Nonostante milioni di dollari di aiuti arrivati nel paese negli ultimi 10 anni, i numerosi progetti che potrebbero estendere la rete elettrica a tutto l’Afghanistan sono ancora allo stadio iniziale, sono stati tagliati per motivi di budget o sono rimandati per mancanza di sicurezza.
L’Afghanistan avrebbe la capacità di produrre fino a 23.000 MW di corrente attraverso centrali idroelettriche, solari, a gas e termoelettriche, ma la maggior parte di questo potenziale non viene sfruttato a causa della guerra.
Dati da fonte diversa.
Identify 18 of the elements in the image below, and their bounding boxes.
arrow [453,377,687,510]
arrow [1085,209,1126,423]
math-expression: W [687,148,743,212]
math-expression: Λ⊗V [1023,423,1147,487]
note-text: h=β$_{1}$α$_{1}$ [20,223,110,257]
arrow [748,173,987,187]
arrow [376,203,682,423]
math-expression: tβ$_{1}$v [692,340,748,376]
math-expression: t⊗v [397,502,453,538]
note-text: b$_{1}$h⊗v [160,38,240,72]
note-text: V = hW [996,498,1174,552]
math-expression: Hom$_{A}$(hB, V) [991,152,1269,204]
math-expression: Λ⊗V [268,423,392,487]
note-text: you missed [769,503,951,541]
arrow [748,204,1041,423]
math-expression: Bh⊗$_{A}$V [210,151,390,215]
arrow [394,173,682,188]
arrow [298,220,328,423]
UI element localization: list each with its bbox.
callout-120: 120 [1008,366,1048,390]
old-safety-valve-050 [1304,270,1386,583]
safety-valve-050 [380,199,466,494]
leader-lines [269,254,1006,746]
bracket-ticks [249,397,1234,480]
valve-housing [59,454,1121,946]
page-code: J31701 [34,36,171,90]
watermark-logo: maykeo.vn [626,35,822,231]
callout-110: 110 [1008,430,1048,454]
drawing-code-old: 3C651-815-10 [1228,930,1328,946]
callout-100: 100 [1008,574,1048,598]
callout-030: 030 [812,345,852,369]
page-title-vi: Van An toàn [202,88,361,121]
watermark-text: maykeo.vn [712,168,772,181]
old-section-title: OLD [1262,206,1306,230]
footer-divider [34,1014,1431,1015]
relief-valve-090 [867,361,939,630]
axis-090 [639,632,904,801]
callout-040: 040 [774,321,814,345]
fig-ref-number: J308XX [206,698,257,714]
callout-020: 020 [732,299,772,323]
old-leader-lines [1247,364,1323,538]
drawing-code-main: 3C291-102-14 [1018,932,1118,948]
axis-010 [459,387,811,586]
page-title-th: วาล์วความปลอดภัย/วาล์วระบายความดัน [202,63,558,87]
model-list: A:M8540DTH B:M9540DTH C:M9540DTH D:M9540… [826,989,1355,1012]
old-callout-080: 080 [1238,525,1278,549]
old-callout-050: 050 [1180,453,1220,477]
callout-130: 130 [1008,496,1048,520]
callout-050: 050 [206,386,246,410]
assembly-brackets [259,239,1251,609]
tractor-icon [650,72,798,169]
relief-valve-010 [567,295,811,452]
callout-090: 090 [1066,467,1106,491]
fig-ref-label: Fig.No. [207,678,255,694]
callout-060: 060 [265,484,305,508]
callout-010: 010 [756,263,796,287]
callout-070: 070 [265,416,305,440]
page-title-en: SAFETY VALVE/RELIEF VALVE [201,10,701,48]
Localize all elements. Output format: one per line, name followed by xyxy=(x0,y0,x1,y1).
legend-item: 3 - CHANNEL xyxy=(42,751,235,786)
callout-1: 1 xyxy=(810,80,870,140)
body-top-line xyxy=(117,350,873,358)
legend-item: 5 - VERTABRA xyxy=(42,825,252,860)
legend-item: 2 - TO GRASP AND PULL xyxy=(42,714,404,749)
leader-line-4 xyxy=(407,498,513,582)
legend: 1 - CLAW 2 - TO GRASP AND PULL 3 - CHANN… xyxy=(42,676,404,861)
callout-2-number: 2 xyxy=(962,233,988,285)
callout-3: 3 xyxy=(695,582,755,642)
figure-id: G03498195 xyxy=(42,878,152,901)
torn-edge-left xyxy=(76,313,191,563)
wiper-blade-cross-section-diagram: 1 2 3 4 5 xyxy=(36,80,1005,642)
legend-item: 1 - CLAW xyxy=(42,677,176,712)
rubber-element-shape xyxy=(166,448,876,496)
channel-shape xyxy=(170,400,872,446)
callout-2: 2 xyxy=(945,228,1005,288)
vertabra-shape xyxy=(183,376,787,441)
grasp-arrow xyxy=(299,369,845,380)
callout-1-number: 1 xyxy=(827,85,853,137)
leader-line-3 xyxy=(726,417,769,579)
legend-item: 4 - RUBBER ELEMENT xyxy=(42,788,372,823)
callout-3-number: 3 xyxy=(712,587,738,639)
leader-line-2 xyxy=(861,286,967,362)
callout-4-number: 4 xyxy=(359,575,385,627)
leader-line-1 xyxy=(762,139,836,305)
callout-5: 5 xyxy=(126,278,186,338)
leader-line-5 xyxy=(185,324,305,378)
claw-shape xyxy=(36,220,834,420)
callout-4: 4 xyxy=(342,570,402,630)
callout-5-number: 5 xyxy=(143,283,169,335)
Circa 200 milioni di dollari di aiuti sono destinati ogni anno al settore dell’energia, ma Samadi mira a rendere la DABS più indipendente per affrontare l’attesa diminuzione di aiuti internazionali a seguito del ritiro delle truppe previsto entro la fine del 2014.
L’azienda, che ha avuto un volume d’affari di 200 milioni di dollari nel 2011, ha urgente bisogno di rafforzare il sistema di riscossione sul fatturato, dal momento che oggi ha crediti per circa 40 milioni di dollari, principalmente verso il governo.
Samadi minimizza la critica diffusa, che ritiene la corruzione  il maggiore ostacolo per la riscossione dei crediti e il completamento dei progetti. “La corruzione riguarda forse il 20 o il 30 per cento dei casi. Nonostante tutto, i donatori internazionali stanno lavorando bene”, dice.
“Questo è un paese dove è difficile lavorare. Di solito, raggiungere il 50 per cento dell’obiettivo prefissato è già grande successo” afferma.